Another consideration reflected in the proposal is some students’ housing contracts. Students living in the Magnolia Apartments sign nine-month contracts that include paying for rooms during winter break and two extra weeks before and after the academic year.
A contract for Magnolia runs from Aug. 15 to May 15 and allows them to stay during breaks, Kane said.
“We know a lot of freshman don’t want to stay; they go home during breaks. Under the proposal, we would be giving them the option of paying for the same academic year contract as residents in other halls.”
The change will cause an increase for all students, though, as Residence Services has to compensate for the lost funds, Kane said. USF will not renew its lease with Fontana Hall, but will open new residence halls when the Maple Apartments and Maple Hall II open in the fall. Residence Services said the residence hall reshuffling was not a cause for the higher increase.
Peggy Dorvil, chief of staff for the Residence Hall Association, said the RHA’s Executive Board is behind the proposal and that the board members understand the reasons behind the increase.
“All of us feel differently about the prices,” Dorvill said. “We do know why the increase is necessary, and we are endorsing the proposal. Overall, it is up to the trustees to decide. Being the voice of the students in the residence halls, we feel like we carry a lot of weight, and if they could find any way to decrease the rate, I’m sure they would follow it.”
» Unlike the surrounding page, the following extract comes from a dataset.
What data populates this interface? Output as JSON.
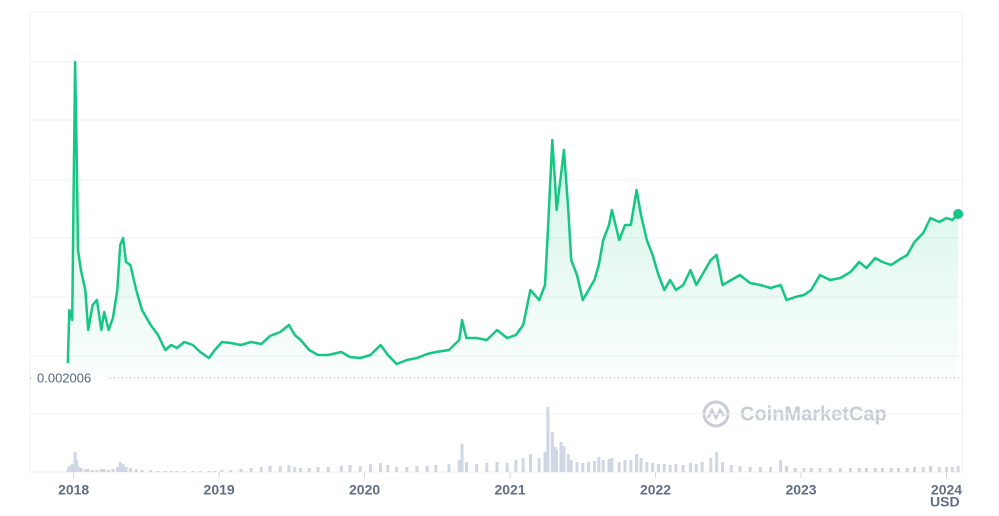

Kane said the proposal, which was completed by Residence Services in December, will likely be voted on in early May. He will wait about two more weeks before bringing the proposal before the Board of Trustees so he can gather more feedback.
“No one ever likes a rate increase, but based on the circumstances, people understand why it has to be done and I think the students will accept that we have to do it,” Kane said.